SLO County restricts water use, promotes selling rights
February 14, 2023
By KAREN VELIE
The San Luis Obispo County Board of Supervisors is considering giving farmers the choice between planting crops or selling their water rights. It’s a move that could pay off for a group of large, wealthy landowners. The move came after supervisors reversed an ordinance allowing farmers who quit growing during the previous drought to plant crops
Large landowners spent more than a decade promoting water restrictions, banking and sales as the California drought reduced the amount of water available to farmers.
Many of the larger landowners planted crops before a restrictive water use ordinance went into effect. That locked in their water rights and increased the value of their land.
In 2018, Limoneira, a large commercial farm, described the financial benefits of its “water strategy.”

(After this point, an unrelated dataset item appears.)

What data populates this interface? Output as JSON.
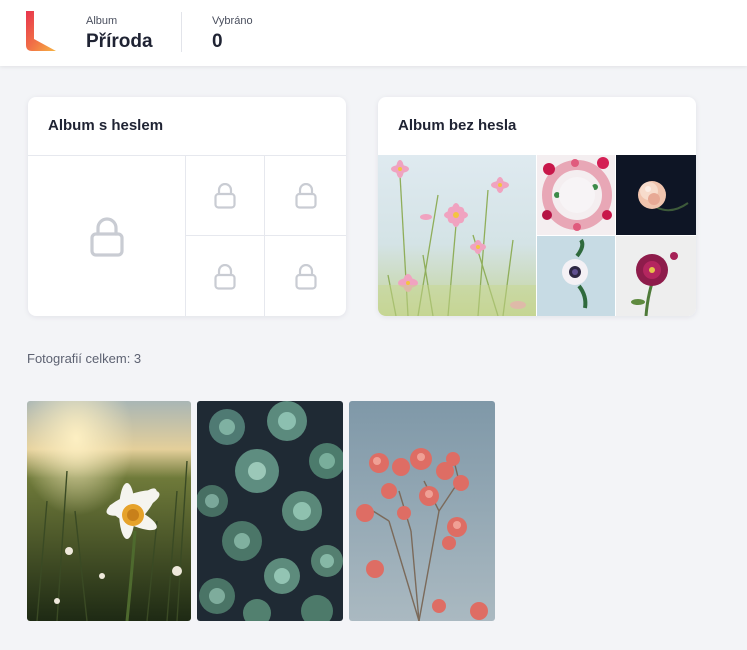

“The fair market value of the company should increase as the investment community begins to appreciate the linkage between Limoneira’s water position and its long-term business objectives,” according to the company’s water strategy. “What distinguishes Limoneira from competitors is our ability to directly and indirectly monetize the value of our water position through enhanced competitiveness positioning and profitability.”
In its letter, Limoneira explains its plans to capitalize on the transfers of water rights.
“Water transfers and exchanges can create a free market short, interim and long-term return on redistribution of water,” according to Limoneira’s water strategy.
During the early portion of the 2011 through 2016 drought, the county recommended farmers take a break from planting in order to protect the basin. Dozens of small farmers elected to reduce or to not plant at that time.
In 2013 the Board of Supervisors passed an offset ordinance that required farmers who were not growing, to provide water offsets to use more than 5 acre-feet a year.
Supervisor Debbie Arnold dissented, noting how decade-long farmers who stopped growing during the drought would lose their water rights. The supervisors put a sunset provision that would end the ordinance in two years.
Several years later, rather than sunset the ordinance, the board voted to make it permanent until a groundwater plan was in place.
Supervisor Arnold argued the county needed an ordinance to protect the small farmers who lost their rights during the 2011 drought.
In December, the board voted 3-2 to adopt a basin planting ordinance that would allow farmers not currently growing above the basin to use up to 25 acre-feet a year.
After receiving tens of thousands of dollars in donations from large farmers wanting to bank and sell water, on Feb. 7, supervisors Bruce Gibson, Jimmy Paulding and Dawn Ortiz Legg voted to rescind the planting ordinance passed in December, before it went into effect.
In support of their votes, Paulding and Ortiz Legg declared that the basin is in overdraft and that they need to restrict water rights to protect the basin.
Gibson argued that the California Department of Water Resources listed the Paso Robles Groundwater Basin in critical overdraft.
However, the executive director of the California Water Resources Control Board said that his agency made the overdraft determination based on “newspaper clips” and not on any “technical reports or maps,” according to an April 23, 2014 letter from Thomas Howard, the water board executive director.
As part of an ongoing lawsuit filed by more than 800 property owners over the basin in response to the 2013 offset ordinance, a court ruled the basin was not in overdraft nor had it been in overdraft in more than approximately 40 years,
After the board voted to end the planting ordinance, Gibson made a motion to look into allowing farmers who are currently growing to pull out their crops while retaining their water rights, which could allow the sale of those water rights to the small farmers who quit growing during the previous drought.
The board then voted 3-2 in favor of Gibson’s motion with supervisors Arnold and John Peschong dissenting.